The Sioux Indians took him prisoner one day and he thought his time had come but they let him go free. He got as far as Grand Island when Brigham Young sent word for him to come back and stop traveling for the winter. When they got to Winter Quarters John went ten miles farther to find his wife, crossing the Mississippi river. He didn’t have the money to cross the river so he and his horse swam it – his horse was blind.
He traded with the Indians to make enough money to come W3est, about 1013 miles from Omaha to Salt Lake.
He worked in Missouri cutting cord wood. He could but six cords a day. It takes about two men of today to do this.
When he had enough money he crossed the plains to Utah. This was during cold weather. There were many other wagons too – all drawn by ox teams. They missed some of their cattle one morning. They were stolen but he found them, took them and went back and started for the mountains. They took a widow woman with them and her three children, making seven in all – himself, his wife and two children.

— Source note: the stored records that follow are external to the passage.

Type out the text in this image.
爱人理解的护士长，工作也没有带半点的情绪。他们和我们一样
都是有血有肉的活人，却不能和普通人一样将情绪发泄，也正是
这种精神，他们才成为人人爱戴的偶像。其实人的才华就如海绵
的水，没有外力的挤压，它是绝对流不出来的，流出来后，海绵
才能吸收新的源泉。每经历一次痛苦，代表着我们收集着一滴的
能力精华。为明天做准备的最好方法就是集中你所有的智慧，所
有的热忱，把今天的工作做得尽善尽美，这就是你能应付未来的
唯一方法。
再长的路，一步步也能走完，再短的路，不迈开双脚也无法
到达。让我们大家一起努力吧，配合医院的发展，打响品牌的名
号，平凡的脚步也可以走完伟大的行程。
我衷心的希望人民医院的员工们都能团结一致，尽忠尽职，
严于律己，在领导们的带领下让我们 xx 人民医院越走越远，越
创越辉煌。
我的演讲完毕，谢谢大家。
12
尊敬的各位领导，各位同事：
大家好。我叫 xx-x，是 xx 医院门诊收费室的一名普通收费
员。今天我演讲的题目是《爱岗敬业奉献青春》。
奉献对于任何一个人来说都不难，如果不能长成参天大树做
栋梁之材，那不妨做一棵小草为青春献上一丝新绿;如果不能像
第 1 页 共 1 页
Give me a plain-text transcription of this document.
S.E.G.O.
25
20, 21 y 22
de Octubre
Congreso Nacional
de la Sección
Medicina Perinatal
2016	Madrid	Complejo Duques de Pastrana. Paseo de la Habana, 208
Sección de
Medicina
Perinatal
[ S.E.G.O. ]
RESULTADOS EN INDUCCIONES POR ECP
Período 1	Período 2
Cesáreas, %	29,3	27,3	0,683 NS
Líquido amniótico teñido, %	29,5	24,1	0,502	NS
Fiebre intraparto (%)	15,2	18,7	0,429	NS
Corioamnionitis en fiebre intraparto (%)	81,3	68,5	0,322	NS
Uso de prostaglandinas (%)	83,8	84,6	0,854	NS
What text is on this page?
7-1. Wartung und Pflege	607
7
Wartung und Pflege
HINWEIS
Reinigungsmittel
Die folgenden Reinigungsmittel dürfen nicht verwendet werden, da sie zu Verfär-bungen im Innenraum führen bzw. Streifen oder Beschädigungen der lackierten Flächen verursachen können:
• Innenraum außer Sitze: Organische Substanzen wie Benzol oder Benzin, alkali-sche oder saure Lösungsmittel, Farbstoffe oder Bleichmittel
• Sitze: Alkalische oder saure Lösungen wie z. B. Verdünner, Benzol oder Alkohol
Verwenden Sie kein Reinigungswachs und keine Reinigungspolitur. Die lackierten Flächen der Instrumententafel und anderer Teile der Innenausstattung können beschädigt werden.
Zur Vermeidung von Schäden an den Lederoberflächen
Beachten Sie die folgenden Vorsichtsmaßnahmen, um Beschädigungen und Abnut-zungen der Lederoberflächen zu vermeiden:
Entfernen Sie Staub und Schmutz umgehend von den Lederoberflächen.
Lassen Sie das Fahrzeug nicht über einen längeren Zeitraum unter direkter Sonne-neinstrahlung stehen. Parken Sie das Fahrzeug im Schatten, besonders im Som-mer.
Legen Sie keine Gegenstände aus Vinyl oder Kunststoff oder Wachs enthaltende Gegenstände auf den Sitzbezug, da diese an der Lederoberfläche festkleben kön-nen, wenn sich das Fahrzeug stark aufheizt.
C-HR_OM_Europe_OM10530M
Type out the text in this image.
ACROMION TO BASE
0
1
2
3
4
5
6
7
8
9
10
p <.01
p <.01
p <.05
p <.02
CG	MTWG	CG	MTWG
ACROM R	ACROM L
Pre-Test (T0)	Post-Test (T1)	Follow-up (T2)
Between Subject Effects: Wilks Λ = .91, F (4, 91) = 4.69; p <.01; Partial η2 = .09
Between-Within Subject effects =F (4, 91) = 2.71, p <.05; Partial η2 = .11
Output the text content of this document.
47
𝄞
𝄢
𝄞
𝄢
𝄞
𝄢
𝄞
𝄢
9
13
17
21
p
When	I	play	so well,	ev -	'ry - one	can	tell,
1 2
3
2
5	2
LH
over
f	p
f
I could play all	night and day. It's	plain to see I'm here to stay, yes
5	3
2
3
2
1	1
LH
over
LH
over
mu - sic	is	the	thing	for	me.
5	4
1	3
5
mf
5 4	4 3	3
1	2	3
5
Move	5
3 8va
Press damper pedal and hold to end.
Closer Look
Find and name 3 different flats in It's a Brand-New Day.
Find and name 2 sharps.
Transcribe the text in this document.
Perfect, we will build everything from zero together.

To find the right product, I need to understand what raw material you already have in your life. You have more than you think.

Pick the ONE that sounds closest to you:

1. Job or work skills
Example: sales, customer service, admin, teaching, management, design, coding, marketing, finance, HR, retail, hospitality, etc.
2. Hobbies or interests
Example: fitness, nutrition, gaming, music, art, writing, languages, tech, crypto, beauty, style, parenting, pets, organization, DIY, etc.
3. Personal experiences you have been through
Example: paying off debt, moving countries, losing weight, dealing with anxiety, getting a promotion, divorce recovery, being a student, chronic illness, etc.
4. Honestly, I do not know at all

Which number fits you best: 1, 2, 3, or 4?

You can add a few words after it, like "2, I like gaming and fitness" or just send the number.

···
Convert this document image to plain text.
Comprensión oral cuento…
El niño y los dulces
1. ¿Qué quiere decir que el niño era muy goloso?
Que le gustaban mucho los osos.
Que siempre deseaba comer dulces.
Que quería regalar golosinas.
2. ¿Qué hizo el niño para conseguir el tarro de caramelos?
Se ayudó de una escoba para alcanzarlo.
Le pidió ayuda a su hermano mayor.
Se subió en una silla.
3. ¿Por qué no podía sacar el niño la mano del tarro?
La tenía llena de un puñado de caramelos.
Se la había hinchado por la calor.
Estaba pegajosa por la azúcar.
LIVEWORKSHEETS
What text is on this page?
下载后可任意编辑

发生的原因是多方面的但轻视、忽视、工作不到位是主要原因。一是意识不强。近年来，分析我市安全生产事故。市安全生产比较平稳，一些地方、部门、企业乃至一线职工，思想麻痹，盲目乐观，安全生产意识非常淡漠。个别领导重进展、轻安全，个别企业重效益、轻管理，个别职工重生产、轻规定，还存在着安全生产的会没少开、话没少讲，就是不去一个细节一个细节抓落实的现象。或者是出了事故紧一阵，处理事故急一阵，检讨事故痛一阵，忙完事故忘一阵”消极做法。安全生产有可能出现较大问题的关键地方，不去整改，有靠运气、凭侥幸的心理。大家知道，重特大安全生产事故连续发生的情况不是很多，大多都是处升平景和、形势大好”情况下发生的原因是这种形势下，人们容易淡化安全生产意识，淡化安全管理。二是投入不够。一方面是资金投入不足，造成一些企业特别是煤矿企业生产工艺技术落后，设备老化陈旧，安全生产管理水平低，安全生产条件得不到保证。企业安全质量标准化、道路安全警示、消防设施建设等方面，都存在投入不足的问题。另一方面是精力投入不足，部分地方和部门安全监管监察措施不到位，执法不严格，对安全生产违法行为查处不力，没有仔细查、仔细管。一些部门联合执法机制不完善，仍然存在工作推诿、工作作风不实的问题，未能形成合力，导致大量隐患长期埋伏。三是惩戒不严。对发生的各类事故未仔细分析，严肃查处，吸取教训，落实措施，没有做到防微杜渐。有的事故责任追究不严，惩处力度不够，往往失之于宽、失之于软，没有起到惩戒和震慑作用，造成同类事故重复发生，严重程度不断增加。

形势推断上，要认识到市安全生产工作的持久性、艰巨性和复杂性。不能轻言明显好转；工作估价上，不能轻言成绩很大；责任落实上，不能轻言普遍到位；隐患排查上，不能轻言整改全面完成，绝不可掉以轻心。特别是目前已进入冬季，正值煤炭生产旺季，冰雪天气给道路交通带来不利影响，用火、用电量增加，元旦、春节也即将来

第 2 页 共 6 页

John was a very impatient man, he couldn’t go slow even though sometimes he would have saved time in the long run. He was very calm in times of great peril.
They finally reached Salt Lake and settled in the Fourth Ward.
Brigham Young governed the church by the pulpit as well as being appointed by the president. He was one of the finest generals this world has ever had. He gained victory without shedding blood. He was always the Indian’s friend.
John came to Nephi in 1851, built a house with a dirt roof and a dirt floor, plowed and sowed, reaped and mowed like other people.
He took part in the Walker war, which lasted about two years and three months. Walker had about one hundred Indians in his tribe. They had a battle in Echo canyon about August 1, 1851. John was one of the foremost leaders. He seldom closed both eyes. Old guns of that day were just as dangerous to those behind as to those in front. John was quick and ambitious. As a boy he was very high toned in dress, even getting up on a chair to put on his pants so that they wouldn’t get dusty. He was very fond of dogs and a gun.
It took three days by team to go to Salt Lake then. During the Walker War the men were camped in Salt Lake. There were only about 150 men to do the fighting. They lived on stolen beef. Peace was made in the spring of ’58.
John was a democrat, a southerner. He could read pretty well, always read the army reports for the people.